It’s getting to be a ‘thing’, that 2016 has been a pretty awful year.
That story started with the death of David Bowie last January, deaths continuing through the year, combined on the political side by the June Brexit vote and November’s surprise victory of a spectacularly unsuitable and risky choice for US President.
So why am I am reluctant to write off the year just past?
Personally, for me the year has been pretty positive. The first full year of ‘retirement’ included consulting with some clients I genuinely like, making some progress on a third language, plus travelling to places like Iceland, Bermuda and Romania. And the cottage. The family was healthy and happy.
But the political problems? I cannot say good riddance to 2016 because the problems are still building. Still storm clouds. It hasn’t even started to rain yet. I can’t imagine exactly how the Trump years will turn out, because there has been no coherent plan. What I can be sure of is that the next few years will be turbulent. And given the polarization in the US, there will be many different people blamed and lessons learned.
I also see signs of tone-deaf style of American politics creeping north. Our federal Conservatives might next year also see a leadership candidate made famous by reality TV. Ontario’s politics seems even more polarized. The political environment will get worse before it gets better, and it may not be long until we look back fondly on 2016.

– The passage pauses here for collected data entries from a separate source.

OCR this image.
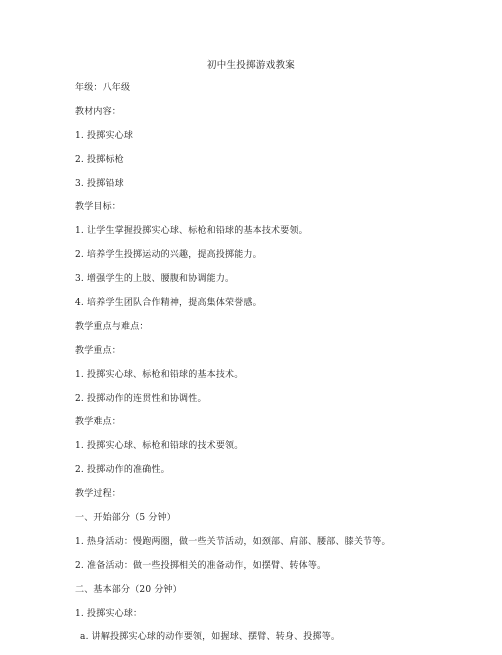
初中生投掷游戏教案
年级：八年级
教材内容：
1. 投掷实心球
2. 投掷标枪
3. 投掷铅球
教学目标：
1. 让学生掌握投掷实心球、标枪和铅球的基本技术要领。
2. 培养学生投掷运动的兴趣，提高投掷能力。
3. 增强学生的上肢、腰腹和协调能力。
4. 培养学生团队合作精神，提高集体荣誉感。
教学重点与难点：
教学重点：
1. 投掷实心球、标枪和铅球的基本技术。
2. 投掷动作的连贯性和协调性。
教学难点：
1. 投掷实心球、标枪和铅球的技术要领。
2. 投掷动作的准确性。
教学过程：
一、开始部分（5 分钟）
1. 热身活动：慢跑两圈，做一些关节活动，如颈部、肩部、腰部、膝关节等。
2. 准备活动：做一些投掷相关的准备动作，如摆臂、转体等。
二、基本部分（20 分钟）
1. 投掷实心球：
a. 讲解投掷实心球的动作要领，如握球、摆臂、转身、投掷等。
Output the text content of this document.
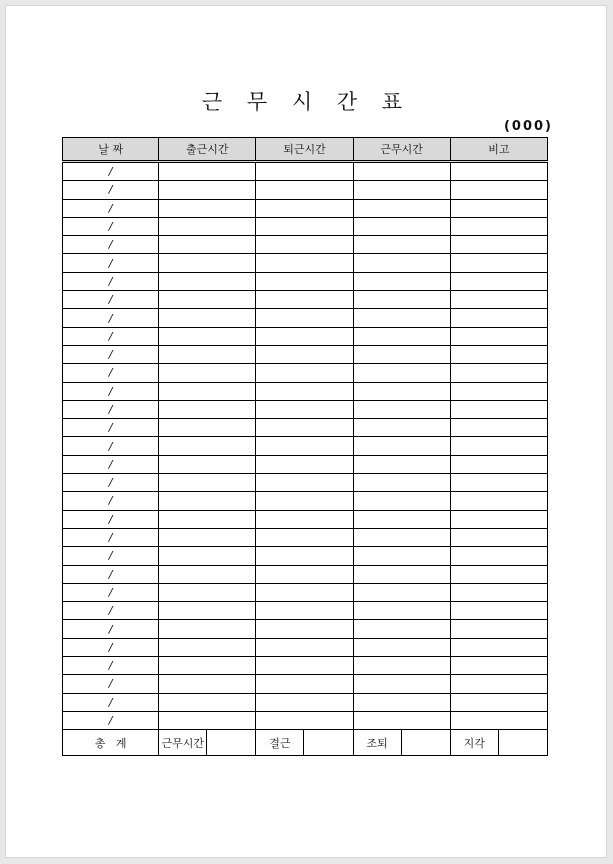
근 무 시 간 표
(000)
날 짜	출근시간		퇴근시간		근무시간		비고	
/								
/								
/								
/								
/								
/								
/								
/								
/								
/								
/								
/								
/								
/								
/								
/								
/								
/								
/								
/								
/								
/								
/								
/								
/								
/								
/								
/								
/								
/								
/								
총   계	근무시간		결근		조퇴		지각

My decreasing tolerance for politics on our continent must be one of the reasons driving me to fascination with Romania, the land of my mother’s family. I’m checking the Bucharest news in the morning before the Globe and Mail. The need in Romania seems greater, the solutions more obvious.
The grimy photo above? It’s one of the border crossings into Romania, from Hungary. Not a pretty picture. The massive queue of trailer transport trucks, waiting there for days to get into the Shengen zone of border-free Europe, represents the most tangible symbol for Romania of the eventual benefits of integration with the continent.
I can only hope that the EU lasts long enough for Romania to make it into the border-free area. That Romanians find a way to maintain their rapid growth, to improve their social services, to bring their incomes closer to the European average.
Over there, I see a fair bit to hope for in 2017 — and I will continue to look for ways to contribute. But as for those of us closer to the American orbit, I see in the New Year fewer grounds for optimism.